Branding, transparency, quality and sustainability
For both companies and consumers, branding and transparency stand for quality and trust. With a patented, fully European production process, a GMP-certified production environment (Good Manufacturing Practice) and RSPO (Roundtable on Sustainable Palm Oil) certification, Innexus Nutraceuticals presents a clear vision for market leadership based on current trends and requirements.
Collaboration with IMCD
Earlier this year, the multinational IMCD became the OptiPEA-distributor in most parts of Europe. As a leading distributor of specialty chemicals, food ingredients and pharmaceuticals, IMCD offers great value to Innexus Nutraceuticals through their expertise and in-house technical specialists.
PEA is a multifaceted nutraceutical with a fascinating history and oftentimes unrecognized potential. In case of chronic pain and inflammation, the body simply cannot make enough PEA, which is when supplementation can help.
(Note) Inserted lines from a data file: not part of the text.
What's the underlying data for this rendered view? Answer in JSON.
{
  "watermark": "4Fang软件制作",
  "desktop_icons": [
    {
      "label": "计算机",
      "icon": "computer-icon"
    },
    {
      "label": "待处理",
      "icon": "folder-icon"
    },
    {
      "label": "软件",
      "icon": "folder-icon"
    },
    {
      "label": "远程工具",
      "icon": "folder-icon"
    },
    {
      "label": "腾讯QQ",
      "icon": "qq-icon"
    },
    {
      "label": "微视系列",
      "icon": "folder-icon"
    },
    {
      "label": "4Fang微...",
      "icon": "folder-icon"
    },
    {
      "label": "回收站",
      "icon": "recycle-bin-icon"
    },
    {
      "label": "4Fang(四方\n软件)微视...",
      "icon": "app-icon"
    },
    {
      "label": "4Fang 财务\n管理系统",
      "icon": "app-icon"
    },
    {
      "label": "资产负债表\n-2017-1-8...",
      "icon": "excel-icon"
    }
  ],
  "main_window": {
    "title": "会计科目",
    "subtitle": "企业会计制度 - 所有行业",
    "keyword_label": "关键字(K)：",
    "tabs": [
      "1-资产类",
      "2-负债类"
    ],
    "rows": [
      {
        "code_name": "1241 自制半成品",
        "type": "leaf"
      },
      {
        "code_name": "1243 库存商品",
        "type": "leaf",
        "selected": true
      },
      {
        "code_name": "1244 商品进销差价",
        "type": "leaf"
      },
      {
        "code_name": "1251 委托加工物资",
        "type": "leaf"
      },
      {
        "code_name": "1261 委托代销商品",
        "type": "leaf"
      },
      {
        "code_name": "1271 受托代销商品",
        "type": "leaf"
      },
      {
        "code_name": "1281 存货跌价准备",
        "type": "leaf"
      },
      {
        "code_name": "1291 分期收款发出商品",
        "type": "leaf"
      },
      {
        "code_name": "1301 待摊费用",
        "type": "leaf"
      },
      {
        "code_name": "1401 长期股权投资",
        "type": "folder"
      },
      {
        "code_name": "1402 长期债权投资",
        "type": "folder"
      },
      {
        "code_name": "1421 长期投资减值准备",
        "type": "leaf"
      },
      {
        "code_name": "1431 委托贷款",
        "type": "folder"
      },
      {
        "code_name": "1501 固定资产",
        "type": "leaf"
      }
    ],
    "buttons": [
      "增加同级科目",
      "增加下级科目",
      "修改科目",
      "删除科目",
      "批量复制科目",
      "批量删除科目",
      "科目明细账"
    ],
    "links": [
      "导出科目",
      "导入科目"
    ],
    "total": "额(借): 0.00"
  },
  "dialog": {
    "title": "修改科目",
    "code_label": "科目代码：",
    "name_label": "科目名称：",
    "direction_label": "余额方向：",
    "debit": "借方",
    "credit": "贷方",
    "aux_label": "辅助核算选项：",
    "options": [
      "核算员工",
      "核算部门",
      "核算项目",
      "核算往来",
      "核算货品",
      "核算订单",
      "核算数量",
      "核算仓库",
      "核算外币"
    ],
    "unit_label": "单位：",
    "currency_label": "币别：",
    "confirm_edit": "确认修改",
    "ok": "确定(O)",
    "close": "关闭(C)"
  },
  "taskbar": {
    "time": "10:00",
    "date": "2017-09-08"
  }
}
PEA as a dietary supplement increases the amount in tissues wherever shortages occur. PEA is safe to use and has no negative interactions with other nutraceuticals or prescribed medications.
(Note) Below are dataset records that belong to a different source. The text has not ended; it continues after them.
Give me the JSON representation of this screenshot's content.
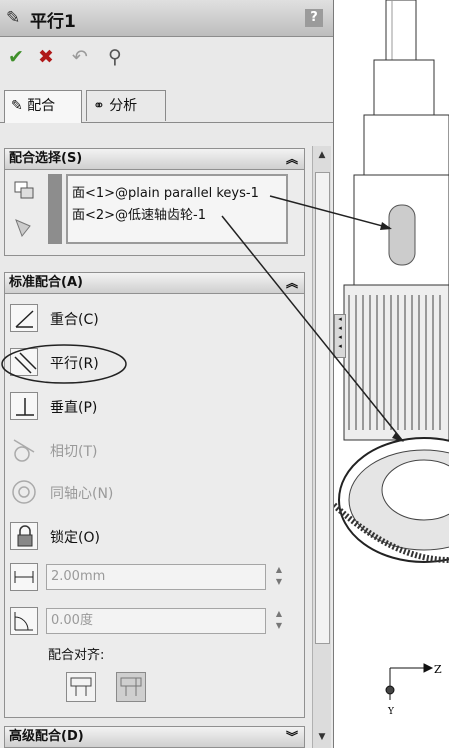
{
  "title": {
    "text": "平行1",
    "icon": "mate-icon",
    "help": "?"
  },
  "actions": [
    {
      "name": "ok-button",
      "glyph": "✔"
    },
    {
      "name": "cancel-button",
      "glyph": "✖"
    },
    {
      "name": "undo-button",
      "glyph": "↶"
    },
    {
      "name": "pin-button",
      "glyph": "⚲"
    }
  ],
  "tabs": [
    {
      "label": "配合",
      "icon": "mate-icon"
    },
    {
      "label": "分析",
      "icon": "analysis-icon"
    }
  ],
  "mate_selection": {
    "header": "配合选择(S)",
    "items": [
      "面<1>@plain parallel keys-1",
      "面<2>@低速轴齿轮-1"
    ]
  },
  "standard_mates": {
    "header": "标准配合(A)",
    "items": [
      {
        "label": "重合(C)",
        "icon": "coincident-icon",
        "enabled": true
      },
      {
        "label": "平行(R)",
        "icon": "parallel-icon",
        "enabled": true,
        "selected": true
      },
      {
        "label": "垂直(P)",
        "icon": "perpendicular-icon",
        "enabled": true
      },
      {
        "label": "相切(T)",
        "icon": "tangent-icon",
        "enabled": false
      },
      {
        "label": "同轴心(N)",
        "icon": "concentric-icon",
        "enabled": false
      },
      {
        "label": "锁定(O)",
        "icon": "lock-icon",
        "enabled": true
      }
    ],
    "distance": "2.00mm",
    "angle": "0.00度",
    "alignment_label": "配合对齐:"
  },
  "advanced_mates": {
    "header": "高级配合(D)"
  },
  "axis": {
    "z": "Z",
    "y": "Y"
  },
  "colors": {
    "panel": "#e9e9e9",
    "header": "#cfcfcf",
    "annotation": "#222222"
  }
}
In addition to a natural solution for pain relief, PEA is also used for a spectrum of complex disorders often associated with unmet therapeutic needs, including autoimmune disorders, neurodegenerative disorders and mood disorders.5,6 PEA is a single compound that can synergistically – directly or indirectly – balance multiple disrupted molecular pathways, thereby alleviating various complex clinical disorders.
With more than 60 indications for use, PEA can be used as a stand-alone solution, but also as an ingredient for unique and patented formulations. In addition to OptiPEA, Innexus Nutraceuticals also has a water-soluble version with a clean-label profile.
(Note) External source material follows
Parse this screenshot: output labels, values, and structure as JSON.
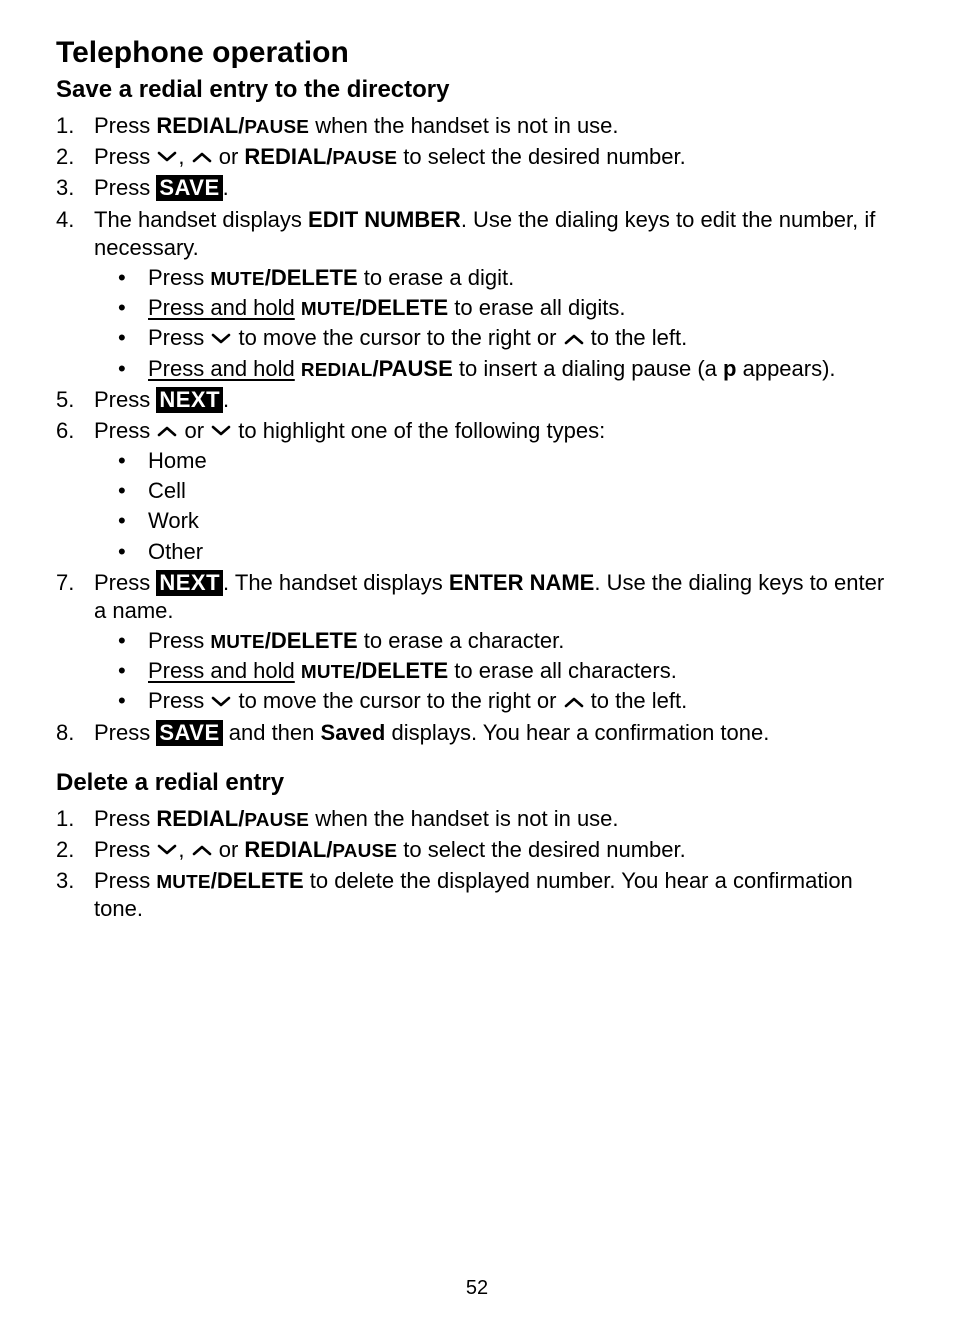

(1) William Raffaeli and Elisa Arnaudo. ‘Pain as a disease: an overview’ Journal of pain research. Published online 2017 Aug 21. doi: 10.2147/JPR.S138864
(2) Genevieve D’Souza, Anava A. Wren, Christina Almgren, Alexandra C. Ross, Amanda Marshall, Brenda Golianu. ‘Pharmacological strategies for reducing opioid therapy and the management of side effects through chronic use.’ Children 2018, 5(12), 163
(3) Mark R. Jones, Omar Viswanath, Jacquelin Peck, Alan D. KayeJatinder S. Gill, Thomas T. Simopoulos. ‘A Brief History of the Opioid Epidemic and Strategies for Pain Medicine’. Pain and Therapy: June 2018, Volume 7, Issue 1, pp 13–21.
(4) Foster BC, Abramovici H, Harris CS. ‘Cannabis and Cannabinoids: Kinetics and Interactions.’ American Journal of Medicine. 2019 May 29. pii: S0002-9343(19)30453-X.
(5) Artukoglu BB, Beyer C, Zuloff-Shani A, Brener E, Bloch MH. ‘Efficacy of Palmitoylethanolamide for Pain: A Meta-Analysis’. Pain Physician: 2017 Jul;20(5):353-362.
(6) De Gregorio D, Manchia M, Carpiniello B, Valtorta F, Nobile M, Gobbi G, Comai S. ‘Role of palmitoylethanolamide (PEA) in depression: Translational evidence’. J Affect Disord. 2018 Oct 25.